Bei einer Klavierprobe für „Tristan und Isolde“ mit Karajan riß einmal Nilssons Halskette, und die Perlen daran kullerten durch den ganzen Probenraum. Karajan, der trotz seiner autokratischen Art immer ein perfekter Gentleman war, rutschte daraufhin auf den Knien durch das Zimmer und sammelte die Perlen nacheinander wieder ein. Als er sie Nilsson überreichte, fragte er süffisant: „Ist das Modeschmuck? Oder sind das die echten Perlen, die Sie mit ihrer sagenhaften Mailänder Gage gekauft haben?“ Worauf Birgit Nilsson zurückgab: „Die sind natürlich falsch, weil ich sie mir von Ihrer Wiener Gage gekauft habe.“ Karajan hat sich für diesen Hieb mit der lustigen, allerdings sehr gemeinen Bemerkung gerächt, die statueske und seit der Lebensmitte ziemlich schwergewichtige Birgit Nilsson könne den – fratzenhaft häßlichen – Polizeichef Scarpia in Puccinis „Tosca“ jederzeit ohne Make-up singen. 

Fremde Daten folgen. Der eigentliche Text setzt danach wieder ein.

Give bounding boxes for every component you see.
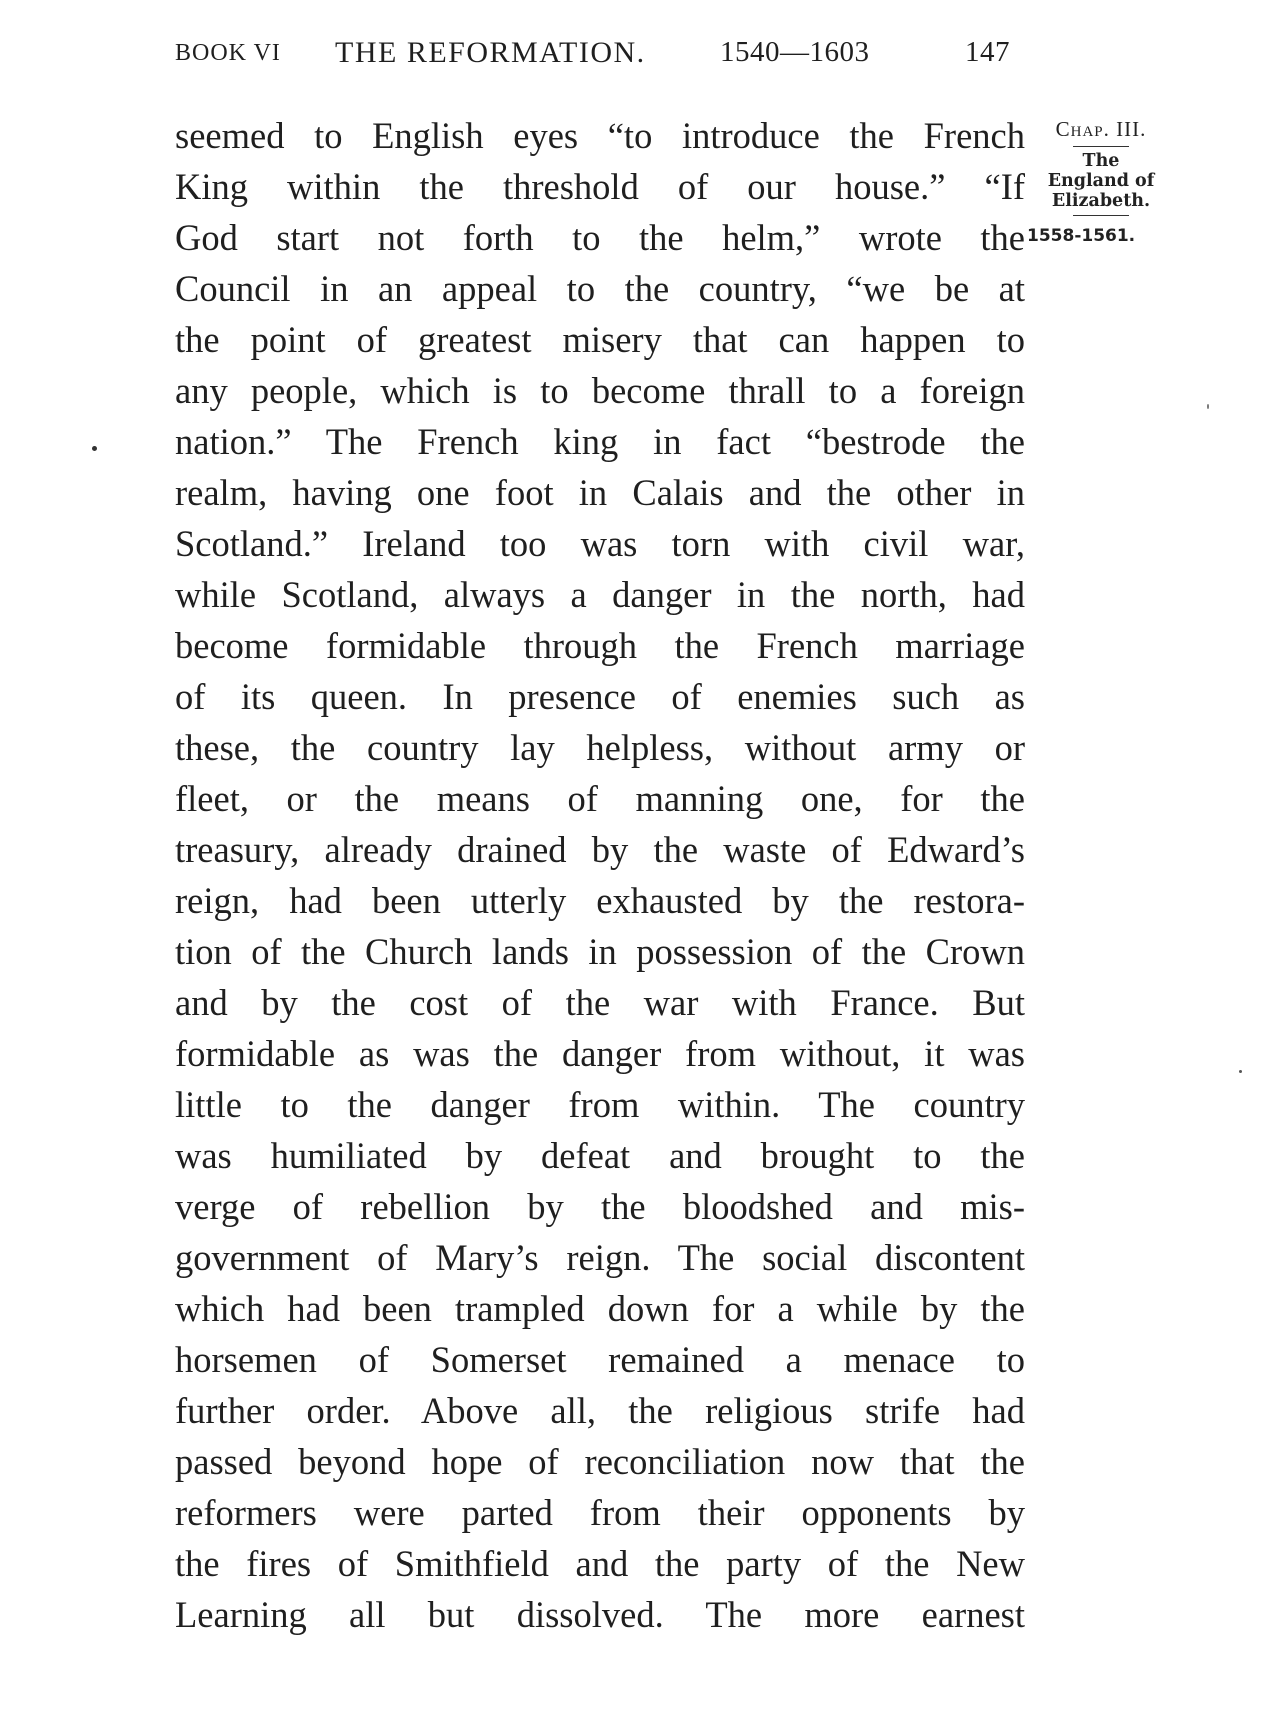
body-line: Learning all but dissolved. The more earnest (175, 1594, 1025, 1635)
body-line: verge of rebellion by the bloodshed and mis- (175, 1186, 1025, 1227)
body-line: treasury, already drained by the waste of Edward’s (175, 829, 1025, 870)
body-line: further order. Above all, the religious strife had (175, 1390, 1025, 1431)
body-line: of its queen. In presence of enemies such as (175, 676, 1025, 717)
margin-note-topic-line: The (1082, 151, 1120, 171)
body-line: tion of the Church lands in possession of the Crown (175, 931, 1025, 972)
body-line: and by the cost of the war with France. But (175, 982, 1025, 1023)
body-line: government of Mary’s reign. The social discontent (175, 1237, 1025, 1278)
body-line: Council in an appeal to the country, “we be at (175, 268, 1025, 309)
margin-note-years: 1558-1561. (1027, 226, 1136, 246)
body-line: passed beyond hope of reconciliation now that the (175, 1441, 1025, 1482)
body-line: King within the threshold of our house.” “If (175, 166, 1025, 207)
scan-speck (1239, 1070, 1242, 1073)
body-line: horsemen of Somerset remained a menace to (175, 1339, 1025, 1380)
body-line: any people, which is to become thrall to a foreign (175, 370, 1025, 411)
body-line: become formidable through the French marriage (175, 625, 1025, 666)
body-line: reign, had been utterly exhausted by the restora- (175, 880, 1025, 921)
body-line: was humiliated by defeat and brought to the (175, 1135, 1025, 1176)
scan-speck (92, 446, 97, 451)
scan-speck (1207, 404, 1209, 409)
body-line: the point of greatest misery that can happen to (175, 319, 1025, 360)
body-line: formidable as was the danger from without, it was (175, 1033, 1025, 1074)
body-line: while Scotland, always a danger in the north, had (175, 574, 1025, 615)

Nilsson nahm 1984 ihren endgültigen Abschied. Und danach passierte etwas Außerordentliches: Die Diva, die in Wien – „meine Lieblingsstadt“ –  ebenso zu Hause war wie in Mailand, London oder New York und dank ihres erheblichen Vermögens überall da ein glanzvolles Leben hätte führen können, zog sich nach Skåne zurück, in dieselbe südschwedische Provinz, in der sie aufgewachsen war. Begründet hat sie dies mit einem Ausspruch ihrer Mutter, die zu Nilsson immer gesagt hatte: „Bleib der Erde, wo du aufgewachsen bist, nahe. Denn dann tut es nicht so weh, wenn du einmal umfällst.“ Birgit Nillson starb 2005.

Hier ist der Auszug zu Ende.